MLA for Yarmouth County
- In office 1867–1872
- Preceded by: District created
- Succeeded by: John K. Ryerson

MLA for Yarmouth township
- In office 1859–1863

Personal details
- Born: 1812 New York City, New York
- Died: October 14, 1873 (aged 60–61) Yarmouth, Nova Scotia
- Party: Conservative (1859-1863) Liberal (1866-1872)
- Spouse: Sarah Gardner
- Occupation: Merchant

= William H. Townsend =

Canadian politician (1812–1873)

William H. Townsend (1812 - October 14, 1873) was a merchant and political figure in Nova Scotia, Canada.
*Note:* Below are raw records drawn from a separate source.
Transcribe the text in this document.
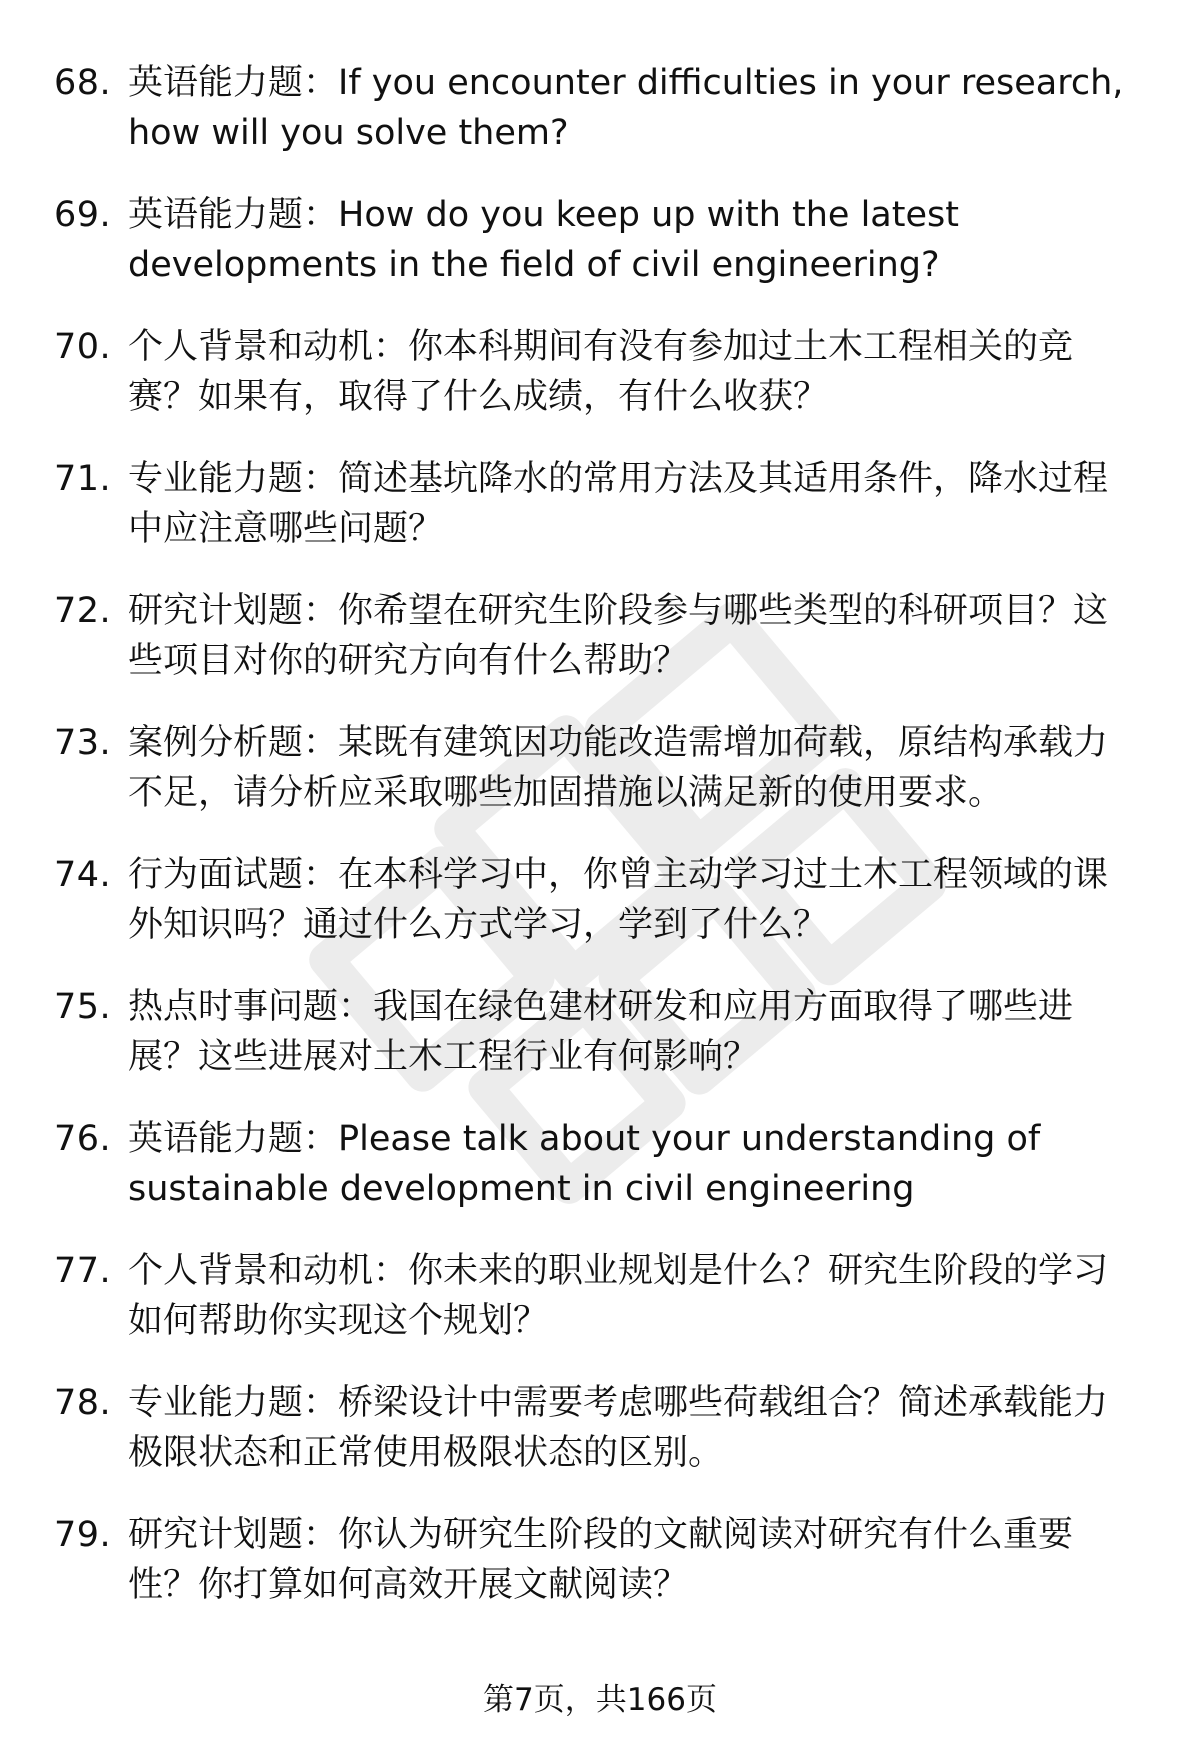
68. 英语能力题：If you encounter difficulties in your research, how will you solve them?
69. 英语能力题：How do you keep up with the latest developments in the field of civil engineering?
70. 个人背景和动机：你本科期间有没有参加过土木工程相关的竞赛？如果有，取得了什么成绩，有什么收获？
71. 专业能力题：简述基坑降水的常用方法及其适用条件，降水过程中应注意哪些问题？
72. 研究计划题：你希望在研究生阶段参与哪些类型的科研项目？这些项目对你的研究方向有什么帮助？
73. 案例分析题：某既有建筑因功能改造需增加荷载，原结构承载力不足，请分析应采取哪些加固措施以满足新的使用要求。
74. 行为面试题：在本科学习中，你曾主动学习过土木工程领域的课外知识吗？通过什么方式学习，学到了什么？
75. 热点时事问题：我国在绿色建材研发和应用方面取得了哪些进展？这些进展对土木工程行业有何影响？
76. 英语能力题：Please talk about your understanding of sustainable development in civil engineering
77. 个人背景和动机：你未来的职业规划是什么？研究生阶段的学习如何帮助你实现这个规划？
78. 专业能力题：桥梁设计中需要考虑哪些荷载组合？简述承载能力极限状态和正常使用极限状态的区别。
79. 研究计划题：你认为研究生阶段的文献阅读对研究有什么重要性？你打算如何高效开展文献阅读？
第7页，共166页
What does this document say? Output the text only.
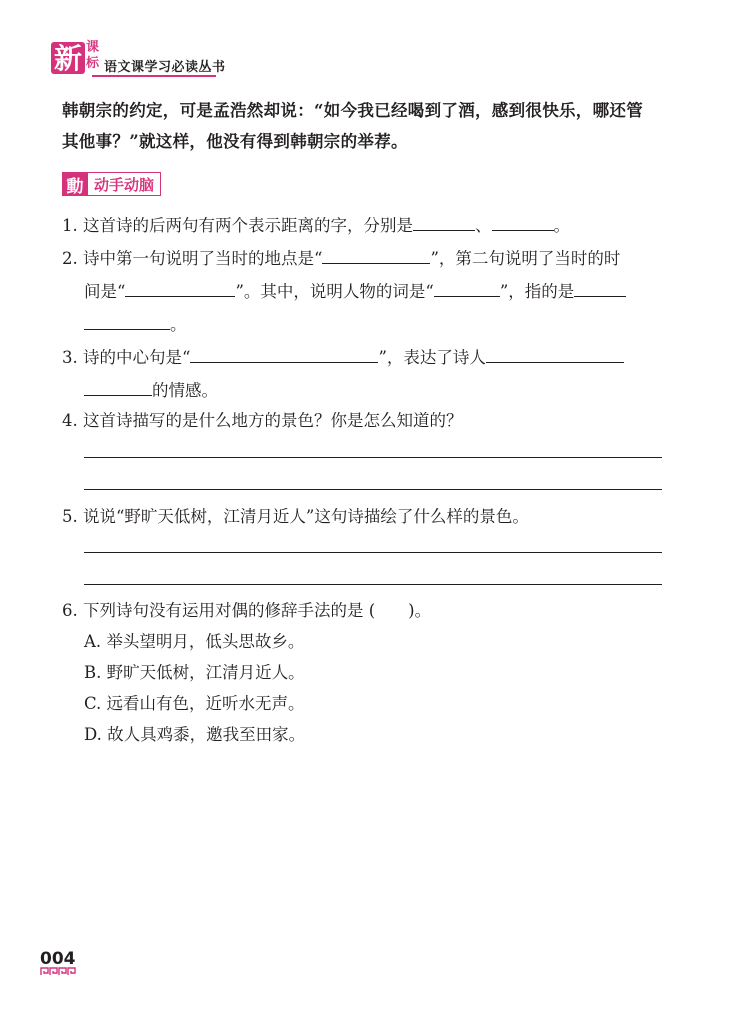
新 课标 语文课学习必读丛书
韩朝宗的约定，可是孟浩然却说：“如今我已经喝到了酒，感到很快乐，哪还管
其他事？”就这样，他没有得到韩朝宗的举荐。
動 动手动脑
1. 这首诗的后两句有两个表示距离的字，分别是	、	。
2. 诗中第一句说明了当时的地点是“	”，第二句说明了当时的时
间是“	”。其中，说明人物的词是“	”，指的是
。
3. 诗的中心句是“	”，表达了诗人
的情感。
4. 这首诗描写的是什么地方的景色？你是怎么知道的？
5. 说说“野旷天低树，江清月近人”这句诗描绘了什么样的景色。
6. 下列诗句没有运用对偶的修辞手法的是 (　　)。
A. 举头望明月，低头思故乡。
B. 野旷天低树，江清月近人。
C. 远看山有色，近听水无声。
D. 故人具鸡黍，邀我至田家。
004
He represented Yarmouth County in the Nova Scotia House of Assembly from 1859 to 1863 as a Conservative and from 1866 to 1872 as a Liberal member.

==Early life==
He was born in New York City, the son of William Townsend, and ran away from home to Yarmouth, Nova Scotia at the age of 16.

==Before politics==
Townsend opened a chandlery and hardware business in Yarmouth. He was involved with a number of insurance companies as shareholder or director. Townsend also was a director of the Yarmouth Steam Navigation Company and president of the Bank of Yarmouth and then the Exchange Bank of Yarmouth. He married Sarah Gardner. Townsend was warden for Yarmouth County in 1857.

==Political career==
He was first elected to the provincial assembly as a Conservative but opposed Confederation. Townsend resigned his seat in the provincial assembly in 1872 due to poor health and died in Yarmouth the following year.